HAZARD, Ky. (WYMT) – A new study released by the Center for American Progress shows many Kentuckians live in areas where licensed child care facilities are scarce or nonexistent. Researchers refer to these areas as childcare deserts and concluded that more than 50 percent of people in the Bluegrass live in these areas.

Managers at daycare facilities believe the problem could be a result of state laws mandating the ratios of infants to caregivers.

“In the infant classroom, you can have five children per one caregiver or you can have ten with two”, said New Beginnings Child Development Director Donna Fields. “And that’s the max that you can have in a classroom.”

Fields said her facility is at full capacity for infants and toddlers. Parents looking to send their children to her center are placed onto a wait list for nearly six months. Fields said the cost of adding new programs would be too much for parents.

“Our rates for full time, which would be four or five days, is $125”, said Fields. “So we charge half of what it actually costs because parents can’t pay $250 per week for child care.
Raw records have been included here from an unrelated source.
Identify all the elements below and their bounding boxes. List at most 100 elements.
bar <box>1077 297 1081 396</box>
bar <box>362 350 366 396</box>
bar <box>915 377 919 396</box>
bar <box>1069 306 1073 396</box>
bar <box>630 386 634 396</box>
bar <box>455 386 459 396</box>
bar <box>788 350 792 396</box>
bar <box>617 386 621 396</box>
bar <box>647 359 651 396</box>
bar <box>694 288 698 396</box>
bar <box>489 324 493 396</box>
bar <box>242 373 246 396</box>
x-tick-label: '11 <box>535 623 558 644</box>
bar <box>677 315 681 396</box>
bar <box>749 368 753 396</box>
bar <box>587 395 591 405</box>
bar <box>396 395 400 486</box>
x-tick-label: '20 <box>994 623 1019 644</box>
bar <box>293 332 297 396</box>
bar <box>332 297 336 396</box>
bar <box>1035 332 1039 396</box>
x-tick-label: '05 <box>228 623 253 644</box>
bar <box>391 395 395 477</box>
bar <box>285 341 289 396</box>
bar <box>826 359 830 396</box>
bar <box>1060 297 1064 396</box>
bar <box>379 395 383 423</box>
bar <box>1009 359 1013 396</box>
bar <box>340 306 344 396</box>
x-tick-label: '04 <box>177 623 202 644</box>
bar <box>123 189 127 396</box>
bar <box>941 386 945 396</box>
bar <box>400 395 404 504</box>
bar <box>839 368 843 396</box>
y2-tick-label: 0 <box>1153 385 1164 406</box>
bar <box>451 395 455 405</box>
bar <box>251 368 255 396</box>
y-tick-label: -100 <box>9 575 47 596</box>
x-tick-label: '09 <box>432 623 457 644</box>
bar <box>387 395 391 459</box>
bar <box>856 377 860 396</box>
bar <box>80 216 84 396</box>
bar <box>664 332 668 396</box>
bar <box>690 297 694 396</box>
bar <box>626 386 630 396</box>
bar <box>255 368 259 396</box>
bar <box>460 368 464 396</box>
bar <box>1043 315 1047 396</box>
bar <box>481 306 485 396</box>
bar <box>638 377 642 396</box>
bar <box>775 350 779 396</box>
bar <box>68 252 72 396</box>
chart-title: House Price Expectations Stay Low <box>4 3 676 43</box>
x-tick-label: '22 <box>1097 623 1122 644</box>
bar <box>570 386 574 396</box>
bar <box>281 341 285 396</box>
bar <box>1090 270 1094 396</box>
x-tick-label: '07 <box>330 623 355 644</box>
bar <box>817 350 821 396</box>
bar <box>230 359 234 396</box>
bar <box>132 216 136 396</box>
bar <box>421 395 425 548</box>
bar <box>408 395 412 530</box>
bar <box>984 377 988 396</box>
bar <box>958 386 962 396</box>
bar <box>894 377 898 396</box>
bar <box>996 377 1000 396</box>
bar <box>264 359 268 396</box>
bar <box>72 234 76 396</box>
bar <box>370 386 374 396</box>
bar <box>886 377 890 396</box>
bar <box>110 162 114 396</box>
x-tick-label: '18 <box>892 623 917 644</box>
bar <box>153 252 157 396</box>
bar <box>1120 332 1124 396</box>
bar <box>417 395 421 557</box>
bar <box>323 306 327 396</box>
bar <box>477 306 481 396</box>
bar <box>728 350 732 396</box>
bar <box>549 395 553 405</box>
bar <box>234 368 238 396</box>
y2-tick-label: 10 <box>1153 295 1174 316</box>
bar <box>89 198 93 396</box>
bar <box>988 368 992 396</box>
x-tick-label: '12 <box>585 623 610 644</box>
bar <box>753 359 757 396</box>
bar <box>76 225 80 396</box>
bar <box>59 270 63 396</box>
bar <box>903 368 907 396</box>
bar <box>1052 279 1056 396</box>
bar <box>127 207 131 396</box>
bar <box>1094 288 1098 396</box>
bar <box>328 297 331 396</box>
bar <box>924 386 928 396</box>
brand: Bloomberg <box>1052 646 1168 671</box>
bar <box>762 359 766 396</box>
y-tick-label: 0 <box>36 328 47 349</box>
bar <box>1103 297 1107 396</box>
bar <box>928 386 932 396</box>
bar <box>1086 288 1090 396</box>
For some parents, that’s half of their paycheck.”

Heather Garry is a single mother who sends her son to New Beginnings Child Development Center. She told WYMT when he was younger, she struggled to find an open space at a child care facility.

“I had to get a lot of help through my parents and family and stuff like that”, said Heather Garry. “It was harder traveling back and forth and trying to find somebody. This is a guarantee every day. I know where he’s going to go and what he’s going to be doing. It’s just like sending him to school.”

Garry said she cannot imagine how she would support herself and her son in child care was not available.

“If I didn’t have daycare, it would be less hours for me”, said Garry. “I wouldn’t be able to live just me and him on our own because I couldn’t afford it. Because today I had to work until four and school lets out at three so that would have been an hours worth of work I would have lost.”

Donna Fields said one solution to the child care desert in Kentucky would be more funding for child care assistance programs. She said that would allow her to hire more licensed caregivers.